Nigerian Breweries Plc H1 2020 Results: Earnings Reflective of Effects of COVID-19

August 6, 2020/InvestmentOne Report

-19

·        Weak topline performance: down 21.1% y/y, 17.5% q/q.

·        Pressured gross profit margin at 35.4%: down 673bps y/y, 653bps q/q.

·        Mixed opex/sales ratio: down 86bps y/y, up 57bps q/q.

·        Poor PBT Margin performance at 0.1%: down 905bps y/y, 984bps q/q.

The earlier released Q2 2020 scorecard for Nigerian Breweries confirmed some of our worries for the company’s earnings prospects given that the nationwide lockdown measures were more accentuated in the quarter under review. It was characterized by a plunge in topline following a rise in excise duties, VAT and inflation against the backdrop of strict lockdown measures.  

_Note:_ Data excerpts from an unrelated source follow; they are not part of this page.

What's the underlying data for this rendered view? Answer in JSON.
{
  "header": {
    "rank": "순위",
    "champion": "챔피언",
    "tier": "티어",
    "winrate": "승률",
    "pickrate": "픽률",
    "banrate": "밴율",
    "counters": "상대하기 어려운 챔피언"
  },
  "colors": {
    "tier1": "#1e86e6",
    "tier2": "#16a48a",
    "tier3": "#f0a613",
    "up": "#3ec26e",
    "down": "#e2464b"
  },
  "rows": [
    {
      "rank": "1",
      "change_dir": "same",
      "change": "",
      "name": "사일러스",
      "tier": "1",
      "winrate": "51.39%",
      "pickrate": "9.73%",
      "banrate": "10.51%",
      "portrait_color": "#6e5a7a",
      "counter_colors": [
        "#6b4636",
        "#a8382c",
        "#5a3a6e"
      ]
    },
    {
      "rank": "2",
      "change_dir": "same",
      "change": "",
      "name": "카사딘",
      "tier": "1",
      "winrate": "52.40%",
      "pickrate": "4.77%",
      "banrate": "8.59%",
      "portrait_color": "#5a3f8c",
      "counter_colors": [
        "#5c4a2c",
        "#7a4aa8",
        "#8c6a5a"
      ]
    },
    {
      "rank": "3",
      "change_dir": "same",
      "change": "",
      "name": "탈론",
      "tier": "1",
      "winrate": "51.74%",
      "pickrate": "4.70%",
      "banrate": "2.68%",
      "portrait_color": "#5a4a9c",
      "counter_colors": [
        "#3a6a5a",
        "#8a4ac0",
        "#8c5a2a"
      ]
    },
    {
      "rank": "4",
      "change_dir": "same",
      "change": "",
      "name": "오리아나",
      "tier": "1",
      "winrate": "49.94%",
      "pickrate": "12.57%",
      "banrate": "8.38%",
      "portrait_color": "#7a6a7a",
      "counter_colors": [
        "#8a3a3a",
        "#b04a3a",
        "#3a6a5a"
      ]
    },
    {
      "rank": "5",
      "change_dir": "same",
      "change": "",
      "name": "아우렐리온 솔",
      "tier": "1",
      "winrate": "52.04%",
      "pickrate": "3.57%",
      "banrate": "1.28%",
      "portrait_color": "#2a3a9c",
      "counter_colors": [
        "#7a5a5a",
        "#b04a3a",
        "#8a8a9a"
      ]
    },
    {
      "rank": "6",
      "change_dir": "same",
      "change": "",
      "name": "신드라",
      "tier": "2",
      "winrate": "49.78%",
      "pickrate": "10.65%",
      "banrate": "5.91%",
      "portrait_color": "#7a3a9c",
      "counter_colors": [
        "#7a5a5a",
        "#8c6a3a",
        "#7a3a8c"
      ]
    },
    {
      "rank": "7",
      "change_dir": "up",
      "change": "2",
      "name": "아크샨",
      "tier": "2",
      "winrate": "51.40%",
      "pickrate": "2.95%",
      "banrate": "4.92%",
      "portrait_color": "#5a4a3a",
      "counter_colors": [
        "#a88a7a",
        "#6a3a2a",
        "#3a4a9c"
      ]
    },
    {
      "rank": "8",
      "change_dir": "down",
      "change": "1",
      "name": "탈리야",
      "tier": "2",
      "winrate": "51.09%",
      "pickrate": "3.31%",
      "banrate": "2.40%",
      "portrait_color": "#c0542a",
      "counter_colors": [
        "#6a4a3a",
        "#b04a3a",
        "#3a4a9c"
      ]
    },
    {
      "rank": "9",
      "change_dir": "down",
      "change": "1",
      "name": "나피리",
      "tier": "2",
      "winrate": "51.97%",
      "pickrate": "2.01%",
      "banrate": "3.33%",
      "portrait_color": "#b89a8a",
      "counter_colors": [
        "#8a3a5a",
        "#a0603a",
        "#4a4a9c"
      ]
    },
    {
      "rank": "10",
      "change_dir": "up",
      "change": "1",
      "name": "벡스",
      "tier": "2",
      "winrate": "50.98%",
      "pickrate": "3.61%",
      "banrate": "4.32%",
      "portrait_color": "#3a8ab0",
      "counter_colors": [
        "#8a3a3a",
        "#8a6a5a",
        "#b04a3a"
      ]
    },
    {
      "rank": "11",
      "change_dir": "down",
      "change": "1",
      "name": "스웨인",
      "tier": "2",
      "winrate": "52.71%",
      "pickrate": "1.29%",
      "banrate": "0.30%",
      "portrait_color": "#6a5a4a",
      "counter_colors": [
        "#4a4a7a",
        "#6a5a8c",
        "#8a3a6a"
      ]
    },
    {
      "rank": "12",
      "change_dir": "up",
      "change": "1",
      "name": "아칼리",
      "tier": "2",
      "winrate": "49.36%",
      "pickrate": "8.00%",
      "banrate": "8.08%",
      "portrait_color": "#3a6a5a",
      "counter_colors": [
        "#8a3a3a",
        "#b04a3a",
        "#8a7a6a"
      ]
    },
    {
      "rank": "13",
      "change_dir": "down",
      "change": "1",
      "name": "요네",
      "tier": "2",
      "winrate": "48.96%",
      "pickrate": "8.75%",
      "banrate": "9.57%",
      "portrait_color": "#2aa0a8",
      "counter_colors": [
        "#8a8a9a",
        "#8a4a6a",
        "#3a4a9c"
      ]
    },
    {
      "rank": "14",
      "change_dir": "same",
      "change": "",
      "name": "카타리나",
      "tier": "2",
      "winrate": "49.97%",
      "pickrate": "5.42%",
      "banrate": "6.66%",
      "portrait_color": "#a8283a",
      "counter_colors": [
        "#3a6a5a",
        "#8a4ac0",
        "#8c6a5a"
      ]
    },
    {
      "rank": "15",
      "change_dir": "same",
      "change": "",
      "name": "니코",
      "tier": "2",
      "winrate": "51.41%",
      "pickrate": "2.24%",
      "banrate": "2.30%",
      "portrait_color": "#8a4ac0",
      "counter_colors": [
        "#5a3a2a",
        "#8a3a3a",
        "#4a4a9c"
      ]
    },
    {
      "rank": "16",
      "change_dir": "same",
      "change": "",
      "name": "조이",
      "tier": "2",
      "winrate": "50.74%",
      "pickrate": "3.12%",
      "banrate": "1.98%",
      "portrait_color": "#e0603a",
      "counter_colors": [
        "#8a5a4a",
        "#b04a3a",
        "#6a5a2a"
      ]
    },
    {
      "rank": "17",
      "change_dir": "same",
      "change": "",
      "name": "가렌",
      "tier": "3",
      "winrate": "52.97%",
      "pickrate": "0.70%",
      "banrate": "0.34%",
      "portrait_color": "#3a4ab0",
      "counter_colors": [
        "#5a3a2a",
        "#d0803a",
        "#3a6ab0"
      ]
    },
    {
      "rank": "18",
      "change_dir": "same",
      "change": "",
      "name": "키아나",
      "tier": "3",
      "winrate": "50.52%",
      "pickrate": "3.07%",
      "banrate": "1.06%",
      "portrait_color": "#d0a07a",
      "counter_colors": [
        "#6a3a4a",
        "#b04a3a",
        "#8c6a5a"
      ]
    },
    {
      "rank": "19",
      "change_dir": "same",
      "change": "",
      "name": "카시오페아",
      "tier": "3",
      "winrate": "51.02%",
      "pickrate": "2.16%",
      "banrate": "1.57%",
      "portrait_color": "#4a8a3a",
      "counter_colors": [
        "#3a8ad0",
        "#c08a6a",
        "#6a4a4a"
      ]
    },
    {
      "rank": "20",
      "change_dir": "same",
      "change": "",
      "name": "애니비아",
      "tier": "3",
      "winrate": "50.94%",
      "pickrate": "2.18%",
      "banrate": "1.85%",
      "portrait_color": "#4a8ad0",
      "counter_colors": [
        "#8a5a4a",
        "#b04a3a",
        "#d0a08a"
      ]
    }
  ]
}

Lackluster Performance on Volume Dip

Looking closely at the result, we saw net revenues (post-excise duty charges) print at N68.6billion in the quarter under review. According to the parent company, Heineken, on a half-year basis the company recorded some market share gains following growth in its premium portfolio, even as Maltina, its leading non-alcoholic brand recorded flat volumes y/y. However, given the lockdown restrictions in place during the quarter, we believe volumes likely declined across the company’s various portfolios. In addition, we noticed a further rise in trade and other receivables, following through from Q1 2020, suggesting the company might be resorting more to credit sales given the current macroeconomic backdrop and possibly a strategy to gain market share. GPM fell by 673bps y/y as cost pressures resulting from heightened inflation and the recent devaluation of the naira likely trickled into COGS as expenditure on raw materials and consumables only dropped by 8.9% y/y during the quarter.  

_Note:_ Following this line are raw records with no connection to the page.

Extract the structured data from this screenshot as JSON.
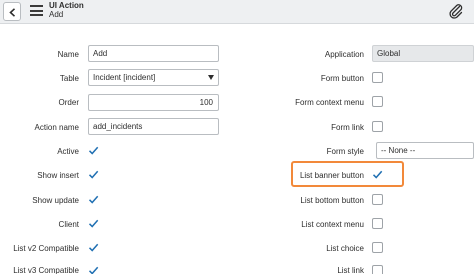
{
  "header": {
    "title": "UI Action",
    "subtitle": "Add"
  },
  "left": {
    "name_label": "Name",
    "name_value": "Add",
    "table_label": "Table",
    "table_value": "Incident [incident]",
    "order_label": "Order",
    "order_value": "100",
    "action_name_label": "Action name",
    "action_name_value": "add_incidents",
    "active_label": "Active",
    "active_checked": true,
    "show_insert_label": "Show insert",
    "show_insert_checked": true,
    "show_update_label": "Show update",
    "show_update_checked": true,
    "client_label": "Client",
    "client_checked": true,
    "list_v2_label": "List v2 Compatible",
    "list_v2_checked": true,
    "list_v3_label": "List v3 Compatible",
    "list_v3_checked": true
  },
  "right": {
    "application_label": "Application",
    "application_value": "Global",
    "form_button_label": "Form button",
    "form_button_checked": false,
    "form_context_menu_label": "Form context menu",
    "form_context_menu_checked": false,
    "form_link_label": "Form link",
    "form_link_checked": false,
    "form_style_label": "Form style",
    "form_style_value": "-- None --",
    "list_banner_button_label": "List banner button",
    "list_banner_button_checked": true,
    "list_bottom_button_label": "List bottom button",
    "list_bottom_button_checked": false,
    "list_context_menu_label": "List context menu",
    "list_context_menu_checked": false,
    "list_choice_label": "List choice",
    "list_choice_checked": false,
    "list_link_label": "List link",
    "list_link_checked": false
  },
  "colors": {
    "check": "#1f6fb2",
    "highlight": "#f2893a",
    "header_bg": "#eef0f2"
  }
}
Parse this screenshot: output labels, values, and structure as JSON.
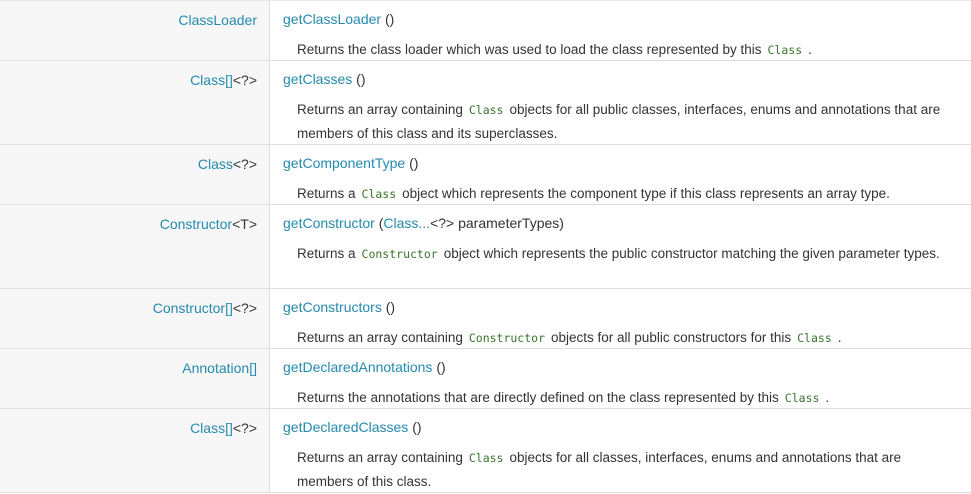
{
  "rows": [
    {
      "type": {
        "link": "ClassLoader",
        "suffix": ""
      },
      "method": "getClassLoader",
      "params": "()",
      "desc": [
        {
          "t": "Returns the class loader which was used to load the class represented by this"
        },
        {
          "c": "Class"
        },
        {
          "t": "."
        }
      ]
    },
    {
      "type": {
        "link": "Class[]",
        "suffix": "<?>"
      },
      "method": "getClasses",
      "params": "()",
      "desc": [
        {
          "t": "Returns an array containing"
        },
        {
          "c": "Class"
        },
        {
          "t": "objects for all public classes, interfaces, enums and annotations that are members of this class and its superclasses."
        }
      ]
    },
    {
      "type": {
        "link": "Class",
        "suffix": "<?>"
      },
      "method": "getComponentType",
      "params": "()",
      "desc": [
        {
          "t": "Returns a"
        },
        {
          "c": "Class"
        },
        {
          "t": "object which represents the component type if this class represents an array type."
        }
      ]
    },
    {
      "type": {
        "link": "Constructor",
        "suffix": "<T>"
      },
      "method": "getConstructor",
      "params_parts": {
        "open": "(",
        "link": "Class...",
        "tail": "<?> parameterTypes)"
      },
      "desc": [
        {
          "t": "Returns a"
        },
        {
          "c": "Constructor"
        },
        {
          "t": "object which represents the public constructor matching the given parameter types."
        }
      ]
    },
    {
      "type": {
        "link": "Constructor[]",
        "suffix": "<?>"
      },
      "method": "getConstructors",
      "params": "()",
      "desc": [
        {
          "t": "Returns an array containing"
        },
        {
          "c": "Constructor"
        },
        {
          "t": "objects for all public constructors for this"
        },
        {
          "c": "Class"
        },
        {
          "t": "."
        }
      ]
    },
    {
      "type": {
        "link": "Annotation[]",
        "suffix": ""
      },
      "method": "getDeclaredAnnotations",
      "params": "()",
      "desc": [
        {
          "t": "Returns the annotations that are directly defined on the class represented by this"
        },
        {
          "c": "Class"
        },
        {
          "t": "."
        }
      ]
    },
    {
      "type": {
        "link": "Class[]",
        "suffix": "<?>"
      },
      "method": "getDeclaredClasses",
      "params": "()",
      "desc": [
        {
          "t": "Returns an array containing"
        },
        {
          "c": "Class"
        },
        {
          "t": "objects for all classes, interfaces, enums and annotations that are members of this class."
        }
      ]
    }
  ]
}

Finance Cost Adds Blow to Net Income

Moving down the P&L line, Net profit margin crashed to its lowest level on record, driven by the aforementioned, coupled with a 65.6% surge in net finance cost. These combined to offset a 23.3% drop in operating expenses, majorly driven by a 28.09% fall in Selling and Distribution expenses, and a N14million tax credit, compared a N2.8billion tax charge in Q2 2019. We highlight that the N1.5billion surge in finance cost was driven by a N45.2billion upsurge in the company’s interest bearing debt position.  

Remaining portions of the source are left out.